Saturday, September 10, 2011

Don't use it, lose it

People think that the easy dissemination of information makes it difficult to lose knowledge in the modern age.

Actually, it's extremely easy to to lose knowledge. Especially technical expertise. So much of it is very specialized and only existent in the private hands of corporations. And within these corporations, specific and important facts are only kept in the minds of a handful of people.

If the engineers depart and the line workers depart, without replacement, you've already lost most of the knowledge.

For instance, the principals of an internal combustion engine are well known, and there's quite a bit more than that circulating around in papers. Do you think that's enough to reconstruct a modern car engine? Engine fundamentals from the Model T to the Fiesta haven't changed. But over the last century, Ford has figured out how to squeeze out more than 3 times the mileage and 6 times the power with an engine volume of half the size. Do you know what they did? Do you think your educational institution knows what they did? Not a chance, unless your professor worked in a very specific field within the industry. Even then, his knowledge grows more outdated year by year as Ford engineers continue to squeeze out a few more percentage points of performance year by year.

Or let's say that you already know that you can get a 5% efficiency gain by tweaking the inlet aero. How would you know where to tweak? You'd have to go through all the testing that was done before, and you'd need to design and build the infrastructure to conduct the tests in the first place.

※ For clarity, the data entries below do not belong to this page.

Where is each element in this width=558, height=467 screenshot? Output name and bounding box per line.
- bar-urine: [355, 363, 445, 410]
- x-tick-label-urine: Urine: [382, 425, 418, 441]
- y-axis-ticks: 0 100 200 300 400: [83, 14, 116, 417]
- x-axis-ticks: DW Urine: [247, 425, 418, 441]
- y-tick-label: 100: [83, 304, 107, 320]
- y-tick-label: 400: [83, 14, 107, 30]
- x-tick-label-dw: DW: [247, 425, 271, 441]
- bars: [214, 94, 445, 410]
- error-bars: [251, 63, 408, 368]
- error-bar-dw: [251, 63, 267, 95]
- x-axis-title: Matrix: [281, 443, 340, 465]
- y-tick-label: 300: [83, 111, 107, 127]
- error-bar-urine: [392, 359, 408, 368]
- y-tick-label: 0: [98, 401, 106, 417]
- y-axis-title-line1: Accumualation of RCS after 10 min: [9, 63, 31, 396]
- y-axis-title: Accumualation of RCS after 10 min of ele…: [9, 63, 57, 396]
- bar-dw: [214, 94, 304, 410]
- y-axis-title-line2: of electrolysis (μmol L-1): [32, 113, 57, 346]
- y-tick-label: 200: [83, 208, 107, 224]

It's the same across all fields, from cars to bridges to computers. Good luck building a modern virtual machine using the Dragon Book. And that's still only talking design knowledge.

Im CAD hat's passt.

It fits in CAD. Not good enough.

You can't learn how to build something without actually building it and, more than anything else, this is something kept exclusively in the minds of workers. And god help you if the toolset had been struck already (which is common), because now all of sudden all of your work instructions are worthless without the accompanying equipment. Now you have to redesign and rebuild the infrastructure too and go through the teething process all over again. Think you can make a violin from an instruction book? Nope, you learn by building a violin and a lot of crappy violins.

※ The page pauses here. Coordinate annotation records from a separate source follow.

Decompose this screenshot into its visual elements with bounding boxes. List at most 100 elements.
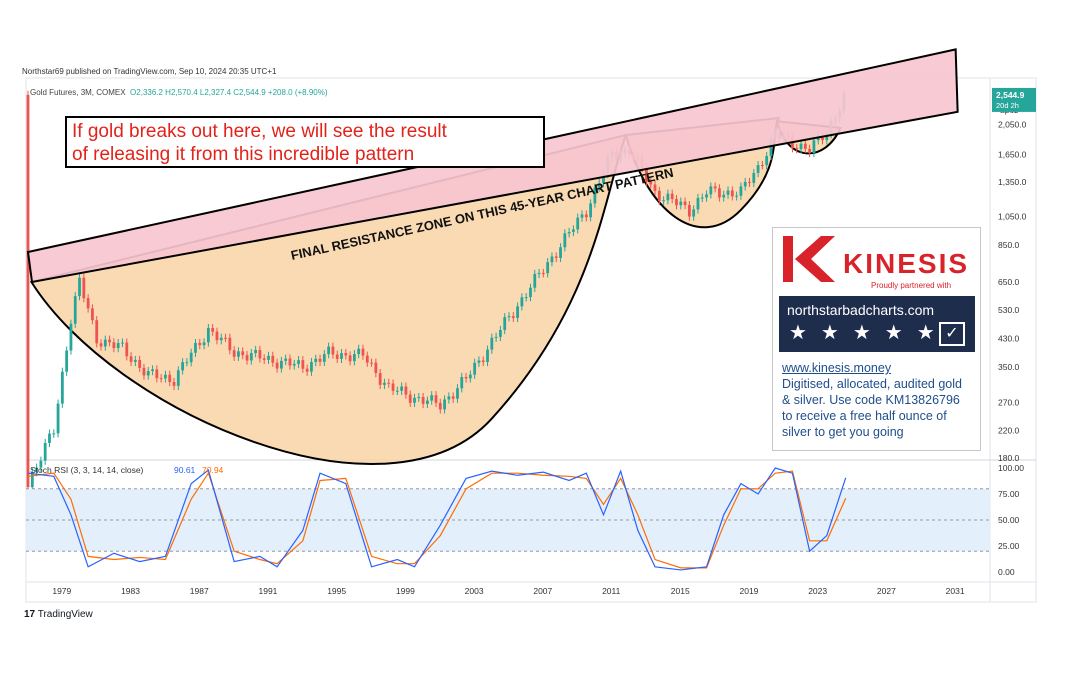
time-tick-label: 2019 [740, 586, 759, 596]
candle-body [262, 358, 266, 360]
candle-body [395, 390, 399, 392]
candle-body [645, 168, 648, 182]
candle-body [718, 188, 721, 198]
candle-body [825, 134, 829, 141]
candle-body [481, 360, 485, 362]
candle-body [155, 369, 159, 379]
candle-body [760, 165, 764, 167]
time-tick-label: 2007 [533, 586, 552, 596]
candle-body [172, 381, 176, 386]
rsi-tick-label: 50.00 [998, 515, 1020, 525]
candle-body [516, 306, 519, 318]
candle-body [331, 346, 335, 355]
callout-line: If gold breaks out here, we will see the… [72, 121, 448, 142]
candle-body [546, 262, 550, 274]
time-tick-label: 2027 [877, 586, 896, 596]
site-badge-name: northstarbadcharts.com [787, 302, 935, 318]
candle-body [348, 355, 352, 362]
candle-body [584, 214, 588, 218]
candle-body [318, 358, 322, 362]
candle-body [237, 351, 240, 357]
candle-body [413, 397, 416, 403]
rsi-tick-label: 100.00 [998, 463, 1024, 473]
rsi-k-line [27, 467, 847, 571]
candle-body [490, 337, 494, 350]
price-tick-label: 430.0 [998, 334, 1020, 344]
price-tick-label: 850.0 [998, 240, 1020, 250]
candle-body [713, 186, 717, 189]
candle-body [241, 351, 245, 356]
symbol-name: Gold Futures, 3M, COMEX [30, 88, 126, 97]
candle-body [803, 143, 807, 149]
candle-body [593, 187, 597, 204]
candle-body [194, 342, 197, 353]
candle-body [271, 355, 275, 363]
candle-body [709, 186, 713, 195]
candle-body [202, 342, 206, 346]
candle-body [327, 346, 331, 355]
candle-body [722, 194, 726, 198]
candle-body [378, 373, 382, 385]
candle-body [726, 190, 730, 195]
candle-body [451, 396, 455, 399]
candle-body [48, 433, 51, 443]
candle-body [456, 388, 459, 399]
candle-body [524, 297, 528, 299]
candle-body [576, 217, 580, 230]
price-tick-label: 530.0 [998, 305, 1020, 315]
candle-body [391, 383, 395, 391]
time-tick-label: 1995 [327, 586, 346, 596]
candle-body [499, 329, 502, 337]
candle-body [494, 336, 498, 338]
candle-body [443, 399, 446, 410]
candle-body [164, 374, 167, 379]
candle-body [245, 355, 249, 361]
tradingview-logo[interactable]: 17 TradingView [24, 609, 93, 620]
sponsor-text: www.kinesis.money Digitised, allocated, … [782, 360, 962, 440]
candle-body [26, 94, 30, 488]
candle-body [43, 442, 47, 461]
candle-body [477, 360, 481, 363]
candle-body [198, 342, 202, 346]
chart-frame [25, 77, 1037, 603]
candle-body [352, 354, 356, 362]
candle-body [116, 343, 120, 349]
candle-body [249, 353, 253, 361]
candle-body [133, 359, 137, 362]
sponsor-line: silver to get you going [782, 425, 904, 439]
candle-body [99, 343, 103, 347]
candle-body [103, 339, 107, 347]
candle-body [228, 337, 232, 351]
price-tick-label: 1,350.0 [998, 177, 1027, 187]
star-rating-icon: ★★★★★ [789, 322, 949, 344]
rsi-d-line [27, 470, 847, 569]
tradingview-icon: 17 [24, 609, 36, 620]
candle-body [559, 247, 562, 258]
candle-body [387, 382, 391, 384]
candle-body [121, 342, 124, 344]
candle-body [511, 316, 515, 318]
candle-body [533, 273, 537, 288]
candle-body [73, 296, 77, 324]
candle-body [56, 403, 60, 434]
rsi-title: Stoch RSI (3, 3, 14, 14, close) [30, 465, 144, 475]
time-tick-label: 1979 [52, 586, 71, 596]
sponsor-url[interactable]: www.kinesis.money [782, 361, 892, 375]
candle-body [572, 229, 575, 232]
candle-body [344, 353, 348, 356]
time-tick-label: 2023 [808, 586, 827, 596]
sponsor-line: to receive a free half ounce of [782, 409, 947, 423]
candle-body [301, 360, 305, 369]
candle-body [52, 433, 56, 435]
candle-body [795, 148, 799, 150]
candle-body [314, 358, 318, 363]
candle-body [86, 298, 90, 309]
price-tick-label: 1,050.0 [998, 211, 1027, 221]
candle-body [374, 362, 378, 374]
candle-body [529, 287, 532, 298]
candle-body [211, 328, 215, 332]
candle-body [434, 395, 438, 403]
callout-box [65, 116, 545, 168]
candle-body [267, 355, 270, 360]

See how we've decided to stop going to the moon for a couple of decades and suddenly it's a pain in the ass to figure out how to do it again. And that's with all of the previous generation's artifacts around, more computing power than our predecessors could ever imagine and an extremely competent corp of people who've been shooting things into space non-stop in the intermediate period. Sure you don't have to go though the paradigm shift breakthroughs again, but most of being able to do something is just grinding, and that's a feat that'll need to be replicated if you ever forget. Technology has not dark age proofed us.